Compensatory time off in lieu of overtime pay is something that governmental employers may use, but private sector employers may not make use of compensatory time. Private employers may use an informal variety of compensatory time by adjusting the schedule within the same workweek to ensure that total hours worked do not exceed 40. However, overtime hours may not be averaged out over a longer period of time except in exceedingly narrow cases of certain employees of residential care facilities, and in the case of certain police, firefighting, and EMS employees.

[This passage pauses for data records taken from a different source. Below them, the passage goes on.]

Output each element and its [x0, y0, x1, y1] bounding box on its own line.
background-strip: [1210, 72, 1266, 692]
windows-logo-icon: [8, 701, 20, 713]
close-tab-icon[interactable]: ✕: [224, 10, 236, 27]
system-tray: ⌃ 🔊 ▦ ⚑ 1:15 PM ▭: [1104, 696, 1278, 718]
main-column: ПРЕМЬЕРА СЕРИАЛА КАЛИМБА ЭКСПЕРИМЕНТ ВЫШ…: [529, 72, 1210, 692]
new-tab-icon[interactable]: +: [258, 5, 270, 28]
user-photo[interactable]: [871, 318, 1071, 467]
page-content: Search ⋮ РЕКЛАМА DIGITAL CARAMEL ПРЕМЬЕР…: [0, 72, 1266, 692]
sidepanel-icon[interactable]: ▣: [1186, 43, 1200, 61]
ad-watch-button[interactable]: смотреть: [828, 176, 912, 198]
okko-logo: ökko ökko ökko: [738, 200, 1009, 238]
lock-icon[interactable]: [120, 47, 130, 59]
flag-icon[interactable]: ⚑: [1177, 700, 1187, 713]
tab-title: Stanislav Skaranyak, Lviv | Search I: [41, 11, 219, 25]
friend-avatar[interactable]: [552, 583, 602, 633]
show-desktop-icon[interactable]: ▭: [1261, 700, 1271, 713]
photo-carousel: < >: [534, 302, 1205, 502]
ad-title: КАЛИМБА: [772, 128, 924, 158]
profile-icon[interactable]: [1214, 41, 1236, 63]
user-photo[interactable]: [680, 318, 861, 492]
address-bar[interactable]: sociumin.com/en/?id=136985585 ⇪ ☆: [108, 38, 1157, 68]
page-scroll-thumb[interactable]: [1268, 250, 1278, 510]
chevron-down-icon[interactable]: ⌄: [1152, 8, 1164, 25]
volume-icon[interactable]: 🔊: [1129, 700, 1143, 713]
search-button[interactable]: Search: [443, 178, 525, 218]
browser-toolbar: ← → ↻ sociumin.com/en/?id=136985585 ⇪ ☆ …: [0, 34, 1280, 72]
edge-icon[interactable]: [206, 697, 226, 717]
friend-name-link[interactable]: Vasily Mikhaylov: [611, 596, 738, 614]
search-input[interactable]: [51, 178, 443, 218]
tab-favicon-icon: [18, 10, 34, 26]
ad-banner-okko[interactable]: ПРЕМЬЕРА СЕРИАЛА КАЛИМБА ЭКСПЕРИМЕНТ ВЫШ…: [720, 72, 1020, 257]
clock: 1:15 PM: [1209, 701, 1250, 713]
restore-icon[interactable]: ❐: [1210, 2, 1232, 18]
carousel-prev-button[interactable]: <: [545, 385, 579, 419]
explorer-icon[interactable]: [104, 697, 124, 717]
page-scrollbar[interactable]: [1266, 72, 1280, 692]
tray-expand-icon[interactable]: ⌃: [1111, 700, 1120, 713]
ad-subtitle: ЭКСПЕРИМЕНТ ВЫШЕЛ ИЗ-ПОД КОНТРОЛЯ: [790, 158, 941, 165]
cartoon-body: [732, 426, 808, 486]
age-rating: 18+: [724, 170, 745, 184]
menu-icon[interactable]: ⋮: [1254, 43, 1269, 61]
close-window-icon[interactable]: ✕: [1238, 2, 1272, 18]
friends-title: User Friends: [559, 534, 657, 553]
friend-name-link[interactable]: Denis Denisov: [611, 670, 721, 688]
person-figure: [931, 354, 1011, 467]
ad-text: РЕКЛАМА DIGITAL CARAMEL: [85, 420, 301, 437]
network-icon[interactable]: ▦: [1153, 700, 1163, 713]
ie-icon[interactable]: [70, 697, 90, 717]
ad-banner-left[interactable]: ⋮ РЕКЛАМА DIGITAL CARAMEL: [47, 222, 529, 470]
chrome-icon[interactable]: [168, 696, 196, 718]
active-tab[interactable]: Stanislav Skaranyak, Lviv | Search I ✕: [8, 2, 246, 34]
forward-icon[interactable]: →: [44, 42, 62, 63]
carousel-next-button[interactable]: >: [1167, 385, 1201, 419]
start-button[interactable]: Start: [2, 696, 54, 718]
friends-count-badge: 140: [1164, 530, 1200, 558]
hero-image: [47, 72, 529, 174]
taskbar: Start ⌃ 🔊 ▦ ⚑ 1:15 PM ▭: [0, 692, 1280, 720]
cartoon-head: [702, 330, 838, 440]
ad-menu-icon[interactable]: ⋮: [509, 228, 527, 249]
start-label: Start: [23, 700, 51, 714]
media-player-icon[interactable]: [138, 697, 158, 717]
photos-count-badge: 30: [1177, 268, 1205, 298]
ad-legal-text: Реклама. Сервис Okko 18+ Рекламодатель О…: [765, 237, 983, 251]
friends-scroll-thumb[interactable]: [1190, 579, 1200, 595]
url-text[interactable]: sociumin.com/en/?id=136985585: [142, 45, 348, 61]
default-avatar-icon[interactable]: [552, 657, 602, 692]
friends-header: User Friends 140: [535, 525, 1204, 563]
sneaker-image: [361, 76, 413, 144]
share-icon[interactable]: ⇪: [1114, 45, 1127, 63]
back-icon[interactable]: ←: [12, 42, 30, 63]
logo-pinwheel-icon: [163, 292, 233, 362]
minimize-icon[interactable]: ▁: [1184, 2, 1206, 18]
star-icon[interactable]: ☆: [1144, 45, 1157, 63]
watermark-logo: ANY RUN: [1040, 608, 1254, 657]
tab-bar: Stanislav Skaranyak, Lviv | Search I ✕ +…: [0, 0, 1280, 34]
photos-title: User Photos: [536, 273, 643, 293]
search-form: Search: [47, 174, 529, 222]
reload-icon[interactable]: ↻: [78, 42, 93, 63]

Otherwise, any overtime worked within a workweek must be paid for that workweek.
"They Don't Get Overtime - They're Contract Labor"
The difficulty here is not that independent contractors should be getting overtime pay for excessive hours they might put in on a project – they do not get overtime pay, regardless of how many hours they work, since independent contractors are not "employees" and are thus not covered under the FLSA. Rather, the problem occurs when an employer fails to understand that it takes a lot more than a contract to make a worker an independent contractor. Independent contractor status does not depend upon the existence of a contract specifying that the worker is an independent contractor, or upon what the parties might call the relationship, but rather on the underlying nature of the work relationship. Some employers hire temporary workers to help them with a rush period and think that they are "contract labor" or "contract employees", when in reality such terms are practically meaningless under wage and hour laws and payroll tax laws. If such workers are truly employees, and they work more than 40 hours in a workweek, the employer must pay them overtime pay if they do not qualify for some sort of overtime exemption. There is no way to contract around that; no piece of paper and no amount of explanation will overcome the evidence of an employment relationship if the DOL or the IRS, or a state employment security agency, is examining the situation. For this reason, employers must be very familiar with the various tests for determining whether a worker is an employee or an independent contractor. The IRS test criteria are outlined in Appendix D of the article titled "Independent Contractors / Contract Labor" that appears in the Hiring section of this book.